In some regions, the literacy rate is as low as three per cent, a situation exacerbated by the conservative Muslim culture which predominates in the region and restricts education for women.



Religion is what brings the two parties in the Eastern Front together - the Beja Congress, representing the 2.4 million ethnic Beja people of the region, and the Rashaida Free Lions, a group who claim Arab descent. The Beja-Rashaida alliance, unusual between African and Arab tribes, was cemented through an influential religious Sufi movement, the Khatmiyyah Brotherhood.



Both groups were traditionally nomadic, but recurrent droughts and displacement due to conflict have forced many easterners to seek employment in urban areas.
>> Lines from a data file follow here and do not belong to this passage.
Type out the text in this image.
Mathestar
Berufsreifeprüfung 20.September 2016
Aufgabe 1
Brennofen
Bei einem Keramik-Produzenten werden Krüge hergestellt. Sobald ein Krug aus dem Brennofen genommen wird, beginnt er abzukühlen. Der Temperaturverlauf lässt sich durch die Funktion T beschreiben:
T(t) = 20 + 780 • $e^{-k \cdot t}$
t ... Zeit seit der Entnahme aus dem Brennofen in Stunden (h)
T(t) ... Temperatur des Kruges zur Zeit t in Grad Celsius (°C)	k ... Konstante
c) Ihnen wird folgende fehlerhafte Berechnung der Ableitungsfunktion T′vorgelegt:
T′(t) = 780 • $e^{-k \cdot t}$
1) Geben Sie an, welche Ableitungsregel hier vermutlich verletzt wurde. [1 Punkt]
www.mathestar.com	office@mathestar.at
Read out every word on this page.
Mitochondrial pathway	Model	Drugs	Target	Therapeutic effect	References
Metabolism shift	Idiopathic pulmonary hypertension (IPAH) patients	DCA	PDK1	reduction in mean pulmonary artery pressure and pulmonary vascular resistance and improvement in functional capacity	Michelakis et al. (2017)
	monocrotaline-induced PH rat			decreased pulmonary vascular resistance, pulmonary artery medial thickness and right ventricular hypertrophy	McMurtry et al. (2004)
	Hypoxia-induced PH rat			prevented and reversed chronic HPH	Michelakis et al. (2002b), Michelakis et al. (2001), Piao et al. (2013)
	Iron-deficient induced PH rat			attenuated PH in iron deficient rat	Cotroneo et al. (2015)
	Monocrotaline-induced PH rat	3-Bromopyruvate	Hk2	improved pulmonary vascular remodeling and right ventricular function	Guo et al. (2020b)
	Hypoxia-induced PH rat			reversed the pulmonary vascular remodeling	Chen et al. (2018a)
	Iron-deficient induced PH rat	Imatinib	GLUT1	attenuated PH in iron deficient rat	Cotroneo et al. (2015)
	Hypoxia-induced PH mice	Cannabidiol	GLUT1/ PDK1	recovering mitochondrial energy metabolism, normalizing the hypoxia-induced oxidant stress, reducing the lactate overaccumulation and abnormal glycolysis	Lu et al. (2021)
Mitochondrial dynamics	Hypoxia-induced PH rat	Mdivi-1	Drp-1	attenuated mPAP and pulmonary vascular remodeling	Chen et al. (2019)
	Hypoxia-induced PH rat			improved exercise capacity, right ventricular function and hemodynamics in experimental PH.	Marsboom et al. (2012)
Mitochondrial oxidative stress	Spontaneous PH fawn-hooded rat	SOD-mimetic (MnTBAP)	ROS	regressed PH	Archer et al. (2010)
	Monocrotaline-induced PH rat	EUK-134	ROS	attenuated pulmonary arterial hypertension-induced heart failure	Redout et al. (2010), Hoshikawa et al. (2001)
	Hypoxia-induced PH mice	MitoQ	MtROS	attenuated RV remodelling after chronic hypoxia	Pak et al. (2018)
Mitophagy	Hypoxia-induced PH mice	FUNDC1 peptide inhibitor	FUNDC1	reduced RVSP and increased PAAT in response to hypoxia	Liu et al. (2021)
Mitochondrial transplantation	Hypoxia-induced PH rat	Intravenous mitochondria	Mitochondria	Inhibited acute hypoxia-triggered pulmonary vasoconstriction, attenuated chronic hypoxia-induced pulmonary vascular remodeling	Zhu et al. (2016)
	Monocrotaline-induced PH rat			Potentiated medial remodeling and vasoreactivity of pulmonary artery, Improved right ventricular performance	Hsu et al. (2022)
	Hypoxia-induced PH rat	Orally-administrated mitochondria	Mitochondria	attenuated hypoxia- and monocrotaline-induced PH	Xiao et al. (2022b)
This has seen a mushrooming of slums around cities such as Port Sudan and Kassala, where Beja support is concentrated.



The rebels have settled for a lot less than they had initially envisaged. Though they had asked for one dollar from every barrel of oil shipped from Port Sudan, which would have netted them about 150 million dollars a year, they settled for 600 million dollars in development funds over a limited time-span. Also, Beja leaders had wanted regional autonomy but were placated with appointments in Khartoum instead. Rebels say they were pressed into accepting a diluted deal because of Eritrea's eagerness to normalise relations with Sudan.
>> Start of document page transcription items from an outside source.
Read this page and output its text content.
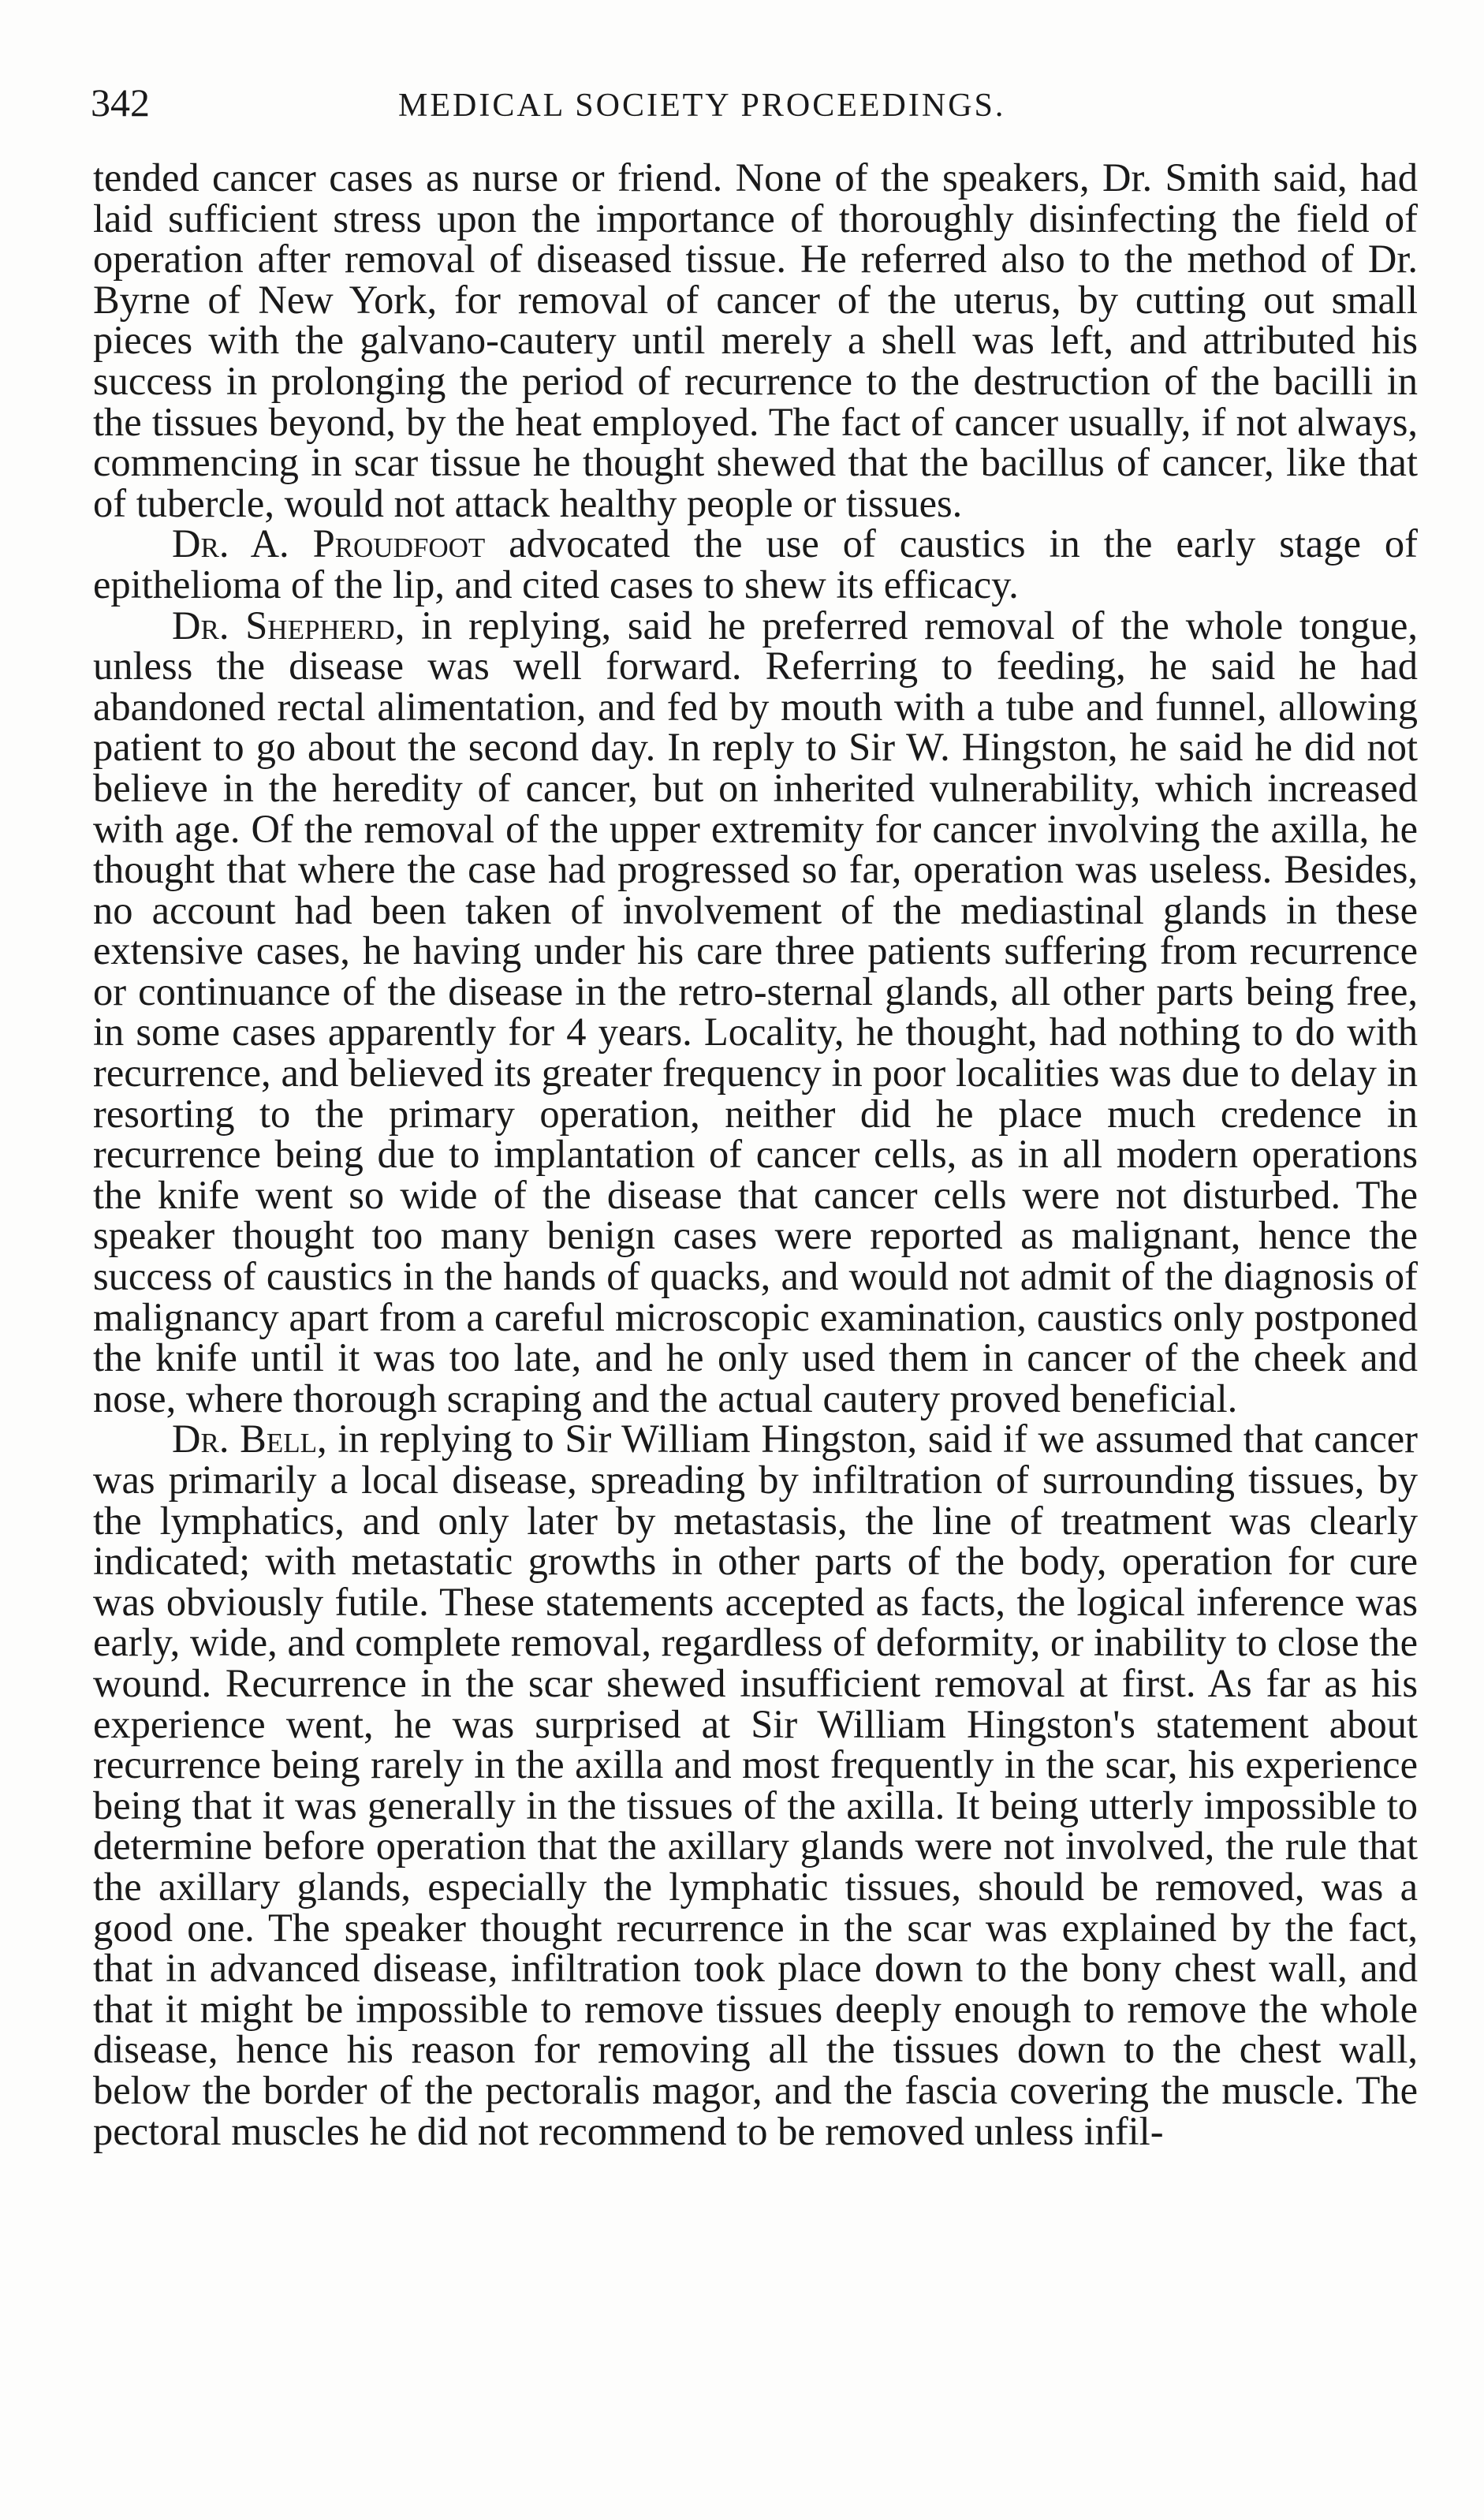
342	MEDICAL SOCIETY PROCEEDINGS.

tended cancer cases as nurse or friend. None of the speakers, Dr. Smith said, had laid sufficient stress upon the importance of thoroughly disinfecting the field of operation after removal of diseased tissue. He referred also to the method of Dr. Byrne of New York, for removal of cancer of the uterus, by cutting out small pieces with the galvano-cautery until merely a shell was left, and attributed his success in prolonging the period of recurrence to the destruction of the bacilli in the tissues beyond, by the heat employed. The fact of cancer usually, if not always, commencing in scar tissue he thought shewed that the bacillus of cancer, like that of tubercle, would not attack healthy people or tissues.

Dr. A. Proudfoot advocated the use of caustics in the early stage of epithelioma of the lip, and cited cases to shew its efficacy.

Dr. Shepherd, in replying, said he preferred removal of the whole tongue, unless the disease was well forward. Referring to feeding, he said he had abandoned rectal alimentation, and fed by mouth with a tube and funnel, allowing patient to go about the second day. In reply to Sir W. Hingston, he said he did not believe in the heredity of cancer, but on inherited vulnerability, which increased with age. Of the removal of the upper extremity for cancer involving the axilla, he thought that where the case had progressed so far, operation was useless. Besides, no account had been taken of involvement of the mediastinal glands in these extensive cases, he having under his care three patients suffering from recurrence or continuance of the disease in the retro-sternal glands, all other parts being free, in some cases apparently for 4 years. Locality, he thought, had nothing to do with recurrence, and believed its greater frequency in poor localities was due to delay in resorting to the primary operation, neither did he place much credence in recurrence being due to implantation of cancer cells, as in all modern operations the knife went so wide of the disease that cancer cells were not disturbed. The speaker thought too many benign cases were reported as malignant, hence the success of caustics in the hands of quacks, and would not admit of the diagnosis of malignancy apart from a careful microscopic examination, caustics only postponed the knife until it was too late, and he only used them in cancer of the cheek and nose, where thorough scraping and the actual cautery proved beneficial.

Dr. Bell, in replying to Sir William Hingston, said if we assumed that cancer was primarily a local disease, spreading by infiltration of surrounding tissues, by the lymphatics, and only later by metastasis, the line of treatment was clearly indicated; with metastatic growths in other parts of the body, operation for cure was obviously futile. These statements accepted as facts, the logical inference was early, wide, and complete removal, regardless of deformity, or inability to close the wound. Recurrence in the scar shewed insufficient removal at first. As far as his experience went, he was surprised at Sir William Hingston's statement about recurrence being rarely in the axilla and most frequently in the scar, his experience being that it was generally in the tissues of the axilla. It being utterly impossible to determine before operation that the axillary glands were not involved, the rule that the axillary glands, especially the lymphatic tissues, should be removed, was a good one. The speaker thought recurrence in the scar was explained by the fact, that in advanced disease, infiltration took place down to the bony chest wall, and that it might be impossible to remove tissues deeply enough to remove the whole disease, hence his reason for removing all the tissues down to the chest wall, below the border of the pectoralis magor, and the fascia covering the muscle. The pectoral muscles he did not recommend to be removed unless infil-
The long-running Eritrea-Ethiopia cold war has shown signs of heating up once more, prompting the Eritrean government in Asmara to make moves to neutralise Sudan as a possible Ethiopian ally. The Eastern Front, which had largely operated out of rear bases in Eritrea, had little choice but to yield to Eritrean pressure.



Both the Beja and the Rashaida are proud peoples, a factor Khartoum needs to take heed of. Should the Sudanese government fail to fulfill its obligations to accelerate development and social service delivery in eastern Sudan, there could be Eastern Front attacks on the oil pipeline artery that delivers wealth to Khartoum’s elites.



Saboteurs and hostage-takers in Nigeria and Iraq are pointing the way in which petro-economies can be held to ransom if they fail to take heed of local concerns. Given that the pipeline traverses much of eastern Sudan; that the Red Sea State hosts the nation’s single deepwater port; and that impoverished, ultra-conservative communities are fertile breeding grounds for political and religious extremism, Khartoum needs to push development of the east.



The refugee situation has not been addressed by the Asmara peace agreement, and conscription-dodgers fleeing enforced military service in Eritrea continue to swell the ranks of refugees in eastern Sudan. New refugees are not allowed to work and have relied on humanitarian aid which has since been proscribed by the Sudan government. Eric Reeves, a Sudan analyst, says that Khartoum deliberately escalates “malnutrition and human mortality in eastern Sudan as part of a war of attrition against the people seen as supporting an insurgency movement (the Eastern Front)”.



As a result, most refugees live in conditions where hunger is a constant and preventable diseases such as malaria take a grim toll. Despite the conservative culture, almost half of refugee households are headed by women, most of them widows. They are forced to earn money to supplement the meagre food rations that aid organisations manage to smuggle through to the region, but cultural constraints limit their mobility and the type of work they can do.



For those refugees who have lived in eastern Sudan since childhood, this is the only home they know, yet they cannot claim citizenship. Their only hope is that peace in the region may bring increased humanitarian aid, which could help to focus greater media attention on their plight.



With the ceasefire and a re-opening of the Sudan-Eritrea border, it is also hoped that regional trade, once a mainstay of areas such as Kassala, will be resumed. Leaders are trusting that stability will bring foreign aid and much-needed investment. But since the world has largely ignored eastern Sudan in its time of conflict, that indifference seems likely to persist unless global energy supplies are in the balance.





Ayesha Kajee, a researcher at the South African Institute of International Affairs, is a regular IWPR contributor.